La buona notizia è che Propeller, a differenza di molte altre, è sopravvissuta.
Non solo: l’anno scorso era stata avvistata dall’imbarcazione di Golfo Paradiso Whale Watching di Imperia addirittura con un piccolo al suo fianco, un incontro piuttosto raro nei nostri mari.
All’occhio esperto dei ricercatori a bordo Propeller è apparsa, per la verità, piuttosto magra; “anche se non possiamo escludere nulla, speriamo che questo non significhi che è in difficoltà, ma soltanto che siamo all’inizio della stagione alimentare”, spiega Maddalena Jahoda, ricercatrice e divulgatrice scientifica di Tethys.
Le balenottere infatti vengono in estate nel Santuario Pelagos, la grande area marina protetta che comprende anche il mar Ligure, proprio per fare provvista di cibo dopo, probabilmente, un periodo di alimentazione ridotta.
È proprio qui, nel cuore di questo tratto di mare considerato un “hot spot” del Mediterraneo per la sua particolare ricchezza soprattutto, ma non solo, di balene e delfini, che si trova l’area di studio del Cetacean Sanctuary Research, uno dei progetti di ricerca più lunghi del suo genere.
Con base da sempre a Portosole Sanremo, raccoglie infatti dati scientifici fin dal 1990, con lo scopo di conoscere e tutelare balene e delfini e il loro ambiente.
La formula per sostenere queste attività è quella della citizen science: ogni settimana una decina di partecipanti del pubblico accompagna i ricercatori in una meravigliosa avventura “da biologi marini”.

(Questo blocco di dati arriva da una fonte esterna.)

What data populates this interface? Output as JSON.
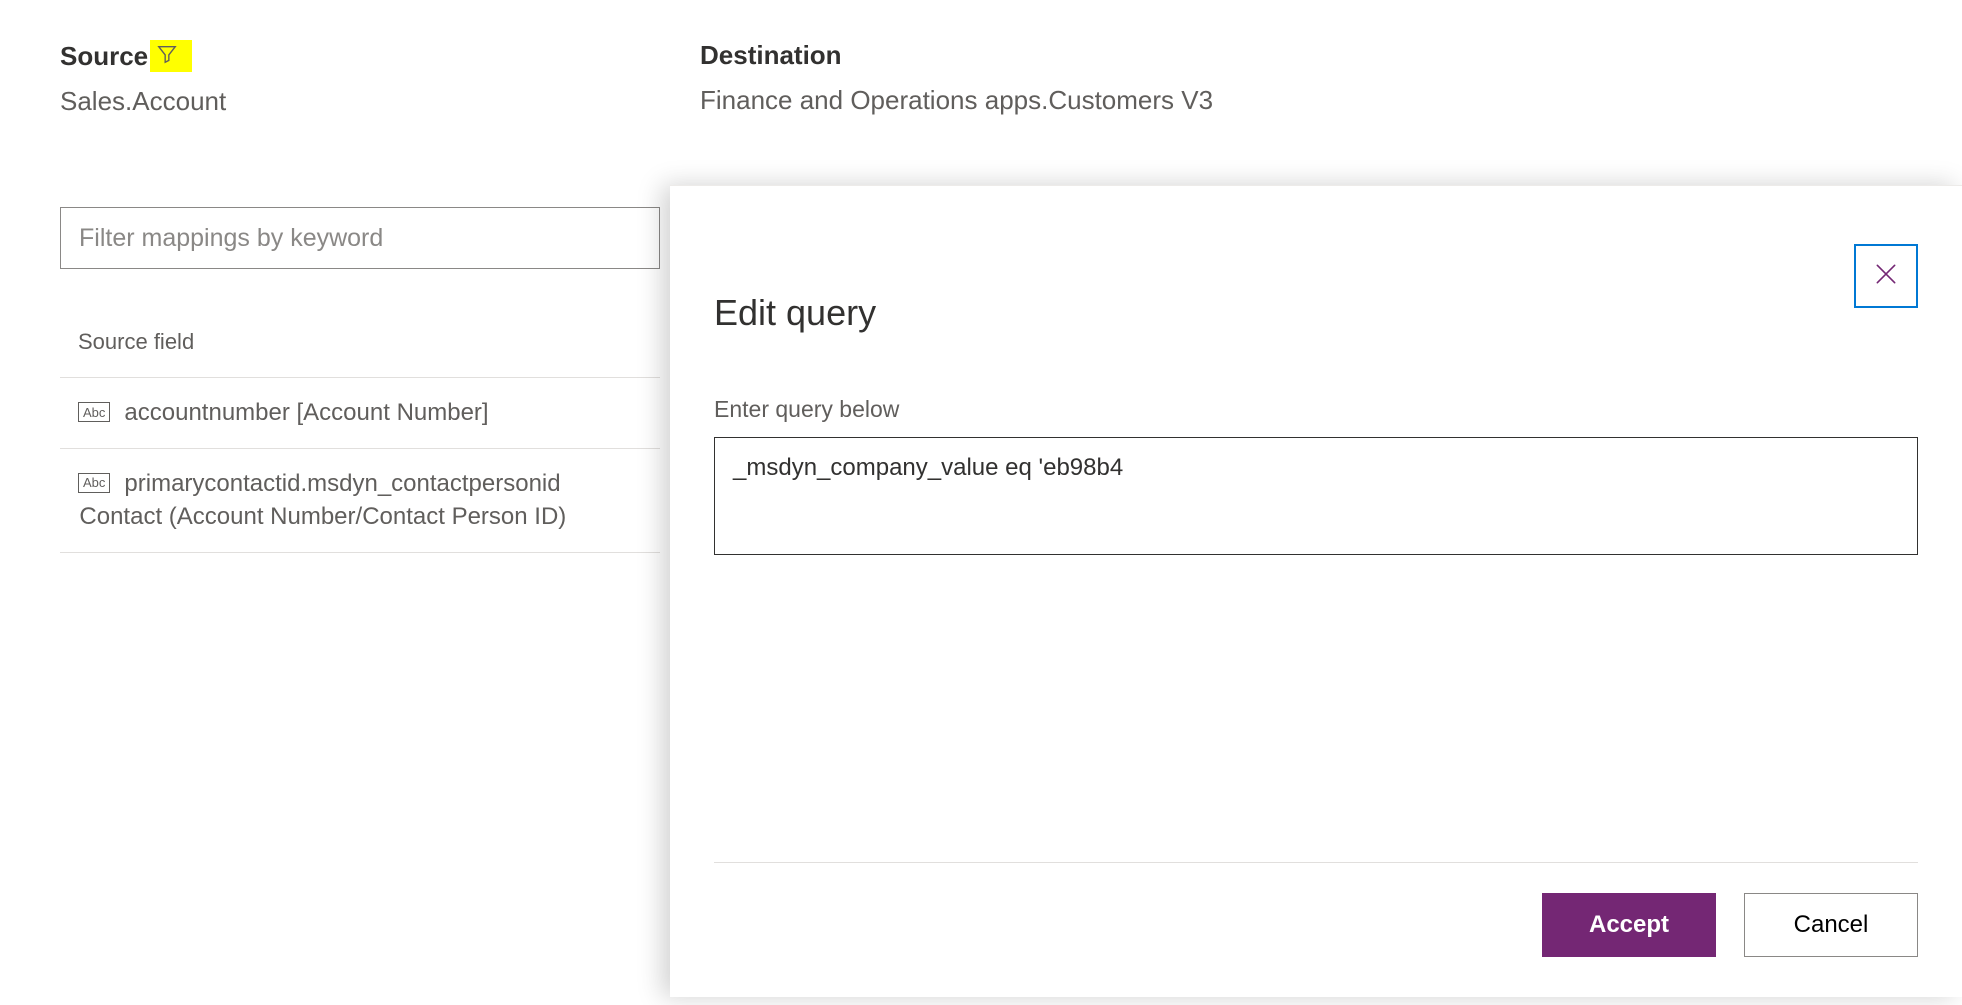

Una delle capacità più sorprendenti che gli esperti trasmettono ai partecipanti è saper riconoscere i singoli animali.
Due balenottere possono differire dalle tacche sulla pinna dorsale, così come due capodogli (Physeter macrocephalus), l’altra specie di grande cetaceo dei nostri mari, hanno forme diverse della coda.
E proprio questo ha portato anche un’altra sorpresa nella stessa giornata.

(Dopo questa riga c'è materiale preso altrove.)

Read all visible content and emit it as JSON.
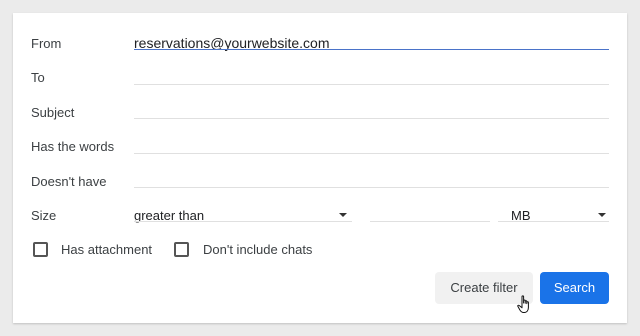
{
  "fields": {
    "from": {
      "label": "From",
      "value": "reservations@yourwebsite.com"
    },
    "to": {
      "label": "To",
      "value": ""
    },
    "subject": {
      "label": "Subject",
      "value": ""
    },
    "has_words": {
      "label": "Has the words",
      "value": ""
    },
    "doesnt_have": {
      "label": "Doesn't have",
      "value": ""
    }
  },
  "size": {
    "label": "Size",
    "operator": "greater than",
    "value": "",
    "unit": "MB"
  },
  "checkboxes": {
    "has_attachment": {
      "label": "Has attachment",
      "checked": false
    },
    "dont_include_chats": {
      "label": "Don't include chats",
      "checked": false
    }
  },
  "buttons": {
    "create_filter": "Create filter",
    "search": "Search"
  },
  "colors": {
    "accent": "#1a73e8",
    "active_underline": "#4a73c9"
  },
  "icons": [
    "chevron-down-icon",
    "hand-pointer-icon"
  ]
}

Il primo capodoglio della stagione era “Monet”, un giovane maschio che deve il nome al famoso pittore vissuto per qualche tempo a Bordighera; le macchie biancastre che ha sul corpo sono simili alle pennellate degli impressionisti.
“Distinguere i singoli animali non è fine a se stesso, ma uno strumento potentissimo nelle mani dei ricercatori” spiega Sabina Airoldi, Direttore del Cetacean Sanctuary Research. “Permette infatti non solo di conoscere le storie degli individui, ma anche, per esempio, di ricostruirne gli spostamenti.”

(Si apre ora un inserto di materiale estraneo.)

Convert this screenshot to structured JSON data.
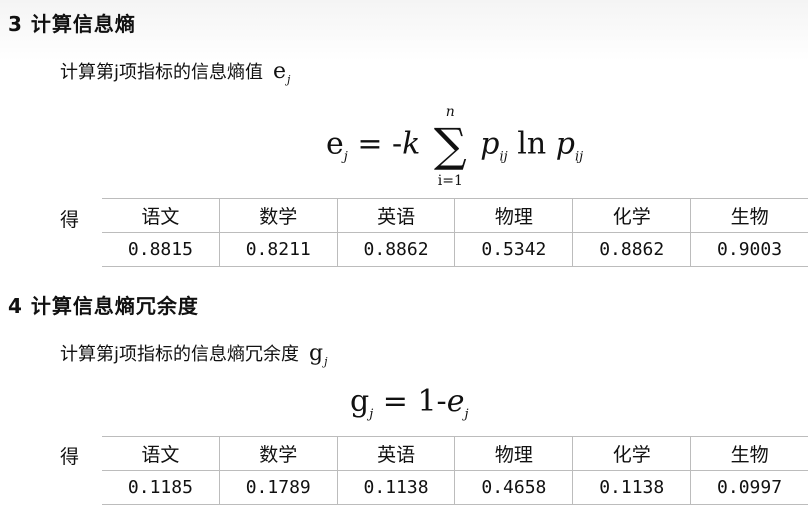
{
  "section3": {
    "heading": "3 计算信息熵",
    "desc": "计算第j项指标的信息熵值",
    "desc_symbol": "e",
    "desc_sub": "j",
    "formula": {
      "lhs": "e",
      "lhs_sub": "j",
      "eq": "= -",
      "k": "k",
      "sum_top": "n",
      "sum_bottom": "i=1",
      "p1": "p",
      "p1_sub": "ij",
      "ln": "ln",
      "p2": "p",
      "p2_sub": "ij"
    },
    "de": "得",
    "headers": [
      "语文",
      "数学",
      "英语",
      "物理",
      "化学",
      "生物"
    ],
    "values": [
      "0.8815",
      "0.8211",
      "0.8862",
      "0.5342",
      "0.8862",
      "0.9003"
    ]
  },
  "section4": {
    "heading": "4 计算信息熵冗余度",
    "desc": "计算第j项指标的信息熵冗余度",
    "desc_symbol": "g",
    "desc_sub": "j",
    "formula": {
      "lhs": "g",
      "lhs_sub": "j",
      "eq": "= 1-",
      "e": "e",
      "e_sub": "j"
    },
    "de": "得",
    "headers": [
      "语文",
      "数学",
      "英语",
      "物理",
      "化学",
      "生物"
    ],
    "values": [
      "0.1185",
      "0.1789",
      "0.1138",
      "0.4658",
      "0.1138",
      "0.0997"
    ]
  }
}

Per questo sono fondamentali le immagini ad alta risoluzione, che gli esperti di Tethys realizzano grazie alla sofisticata attrezzatura sponsorizzata da Canon.
È di questi giorni il riconoscimento di un’altra vecchia conoscenza, il capodoglio “Carli”, così chiamato in onore del noto omonimo produttore di olio, da anni altro importante sponsor del progetto.
“Quando ho visto il video del collega Eduard Degollada”, continua Sabina Airoldi, “ho capito al volo che il capodoglio avvistato al largo di Barcellona in Spagna altri non era che uno dei ‘nostri’ animali, catalogato fin dal 2017, a conferma degli ampi spostamenti di cui sono capaci questi cetacei.”
Ma le sorprese per l’equipaggio della barca da ricerca, la “Pelagos” di Flash Vela d’Altura, non erano finite in questa prima giornata ‘piena’ della stagione: li aspettava anche un gruppo di delfini comuni – il cui nome protrebbe trarre in inganno.
“Comuni non lo sono affatto, ma al contrario sono una delle specie oggi più rare nel Mediterraneo e da alcuni anni stiamo indagando sulla possibile presenza di ibridi fra delfino comune e stenella striata all’interno del Santuario”, puntualizza Caterina Lanfredi, Vicedirettore Cetacean Sanctuary Research.
Un altro incontro particolare, sicuramente un buon auspicio per la stagione di ricerca e citizen science, che continuerà fino a ottobre.